FIG. 3 is a cross-sectional diagram of the armor penetrating round after impacting the target.

FIG. 4 is a cross-sectional diagram of the armor penetrating round after slug material forms a jet which penetrates through the target.

FIG. 5 is a flowchart of a procedure for making the armor penetrating round of FIG. 1.

An improved armor penetrating round utilizes a hollow metallic core which contains a slug to achieve penetration effects beyond that of conventional armor piercing bullets. In particular, in the improved armor penetrating round, the slug initially resides at the back of a tapered cavity within the core. When the improved armor penetrating round impacts an armored target such as a rolled homogenous armor (RHA) plate, the material of the slug (e.g., powdered metal) decouples from the back of the tapered cavity and accelerates through the tapered cavity in the direction of the target. As the slug material slides along the tapered core walls, the slug material accelerates and forms a jet which provides further penetration into and perhaps through the plate. Accordingly, the improved armor penetrating round is capable of providing enhanced destructive and/or lethal effects beyond conventional armor piercing bullets (e.g., a standard .50 caliber armor piercing bullet).

FIG. 1 shows a situation 20 in which a firing device 22 fires a high performance armor penetrating round 24 at a target 26. Various apparatus are suitable for use as the firing device 22 such as a gun, a cannon, or similar type of projectile launcher.

Each high performance armor penetrating round 24 includes an elongated core 30 which defines a cavity 32 which narrows (or tapers) from back to front, a slug 34 which is disposed within the cavity 32, and an outer jacket 36. As will be explained in further detail shortly, when such a round 24 is fired from the firing device 22 in a forward direction F (see arrow F in FIG. 1) and impacts the target 26, the material of the slug 34 accelerates through the cavity 32 in the forward direction F to causing further destructive effects.

As shown by the arrow L in FIG. 1, the armor penetrating rounds 24 are loaded into the firing device 22 in the form of ammunition 40. Each round of ammunition 40 may be loaded individually or manually, e.g., hand loaded by a user. Alternatively, the firing device 22 may receive rounds of ammunition 40 automatically a faster rate and in a less burdensome manner than that of hand loading, e.g., from an ammunition belt or a magazine, etc.

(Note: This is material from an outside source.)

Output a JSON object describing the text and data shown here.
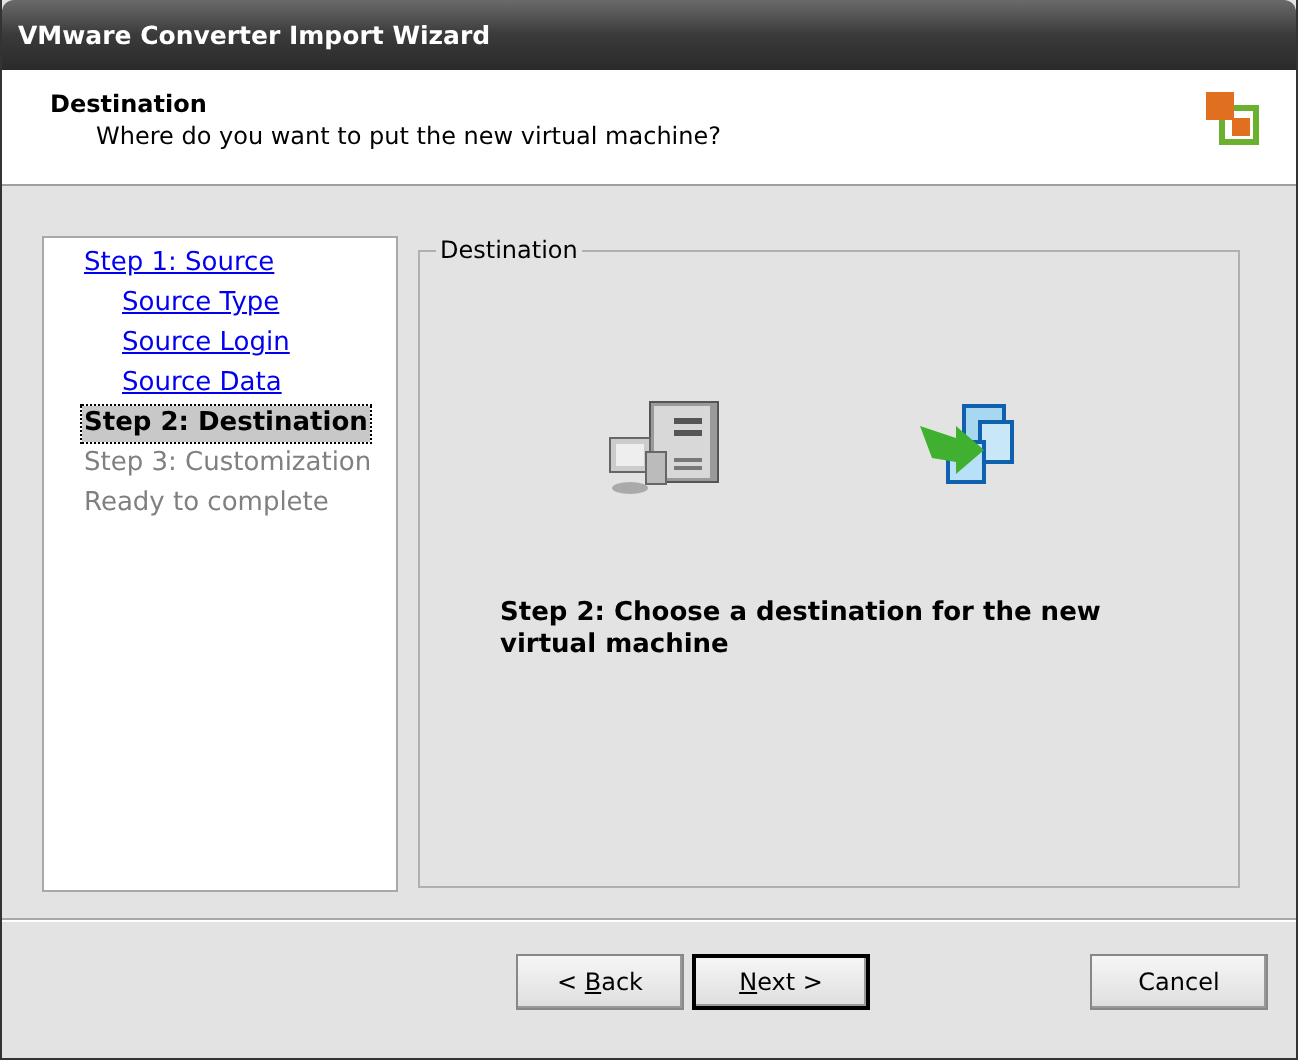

Each round of ammunition 40 includes a shell 42, propellant 44 which is loaded within the shell 42, and an armor penetrating round 24. When a round of ammunition 40 is loaded within the firing device 22 and fired, the propellant 44 within that ammunition round 40 ignites and propels the armor penetrating round 24 from the shell 42 and through the barrel of the firing device 22 toward the target 26. As will now be explained in further detail with reference to FIGS. 2-4, the armor penetrating round 24 is constructed and arranged to provide enhanced destructive and lethal effects upon impact with the target 26.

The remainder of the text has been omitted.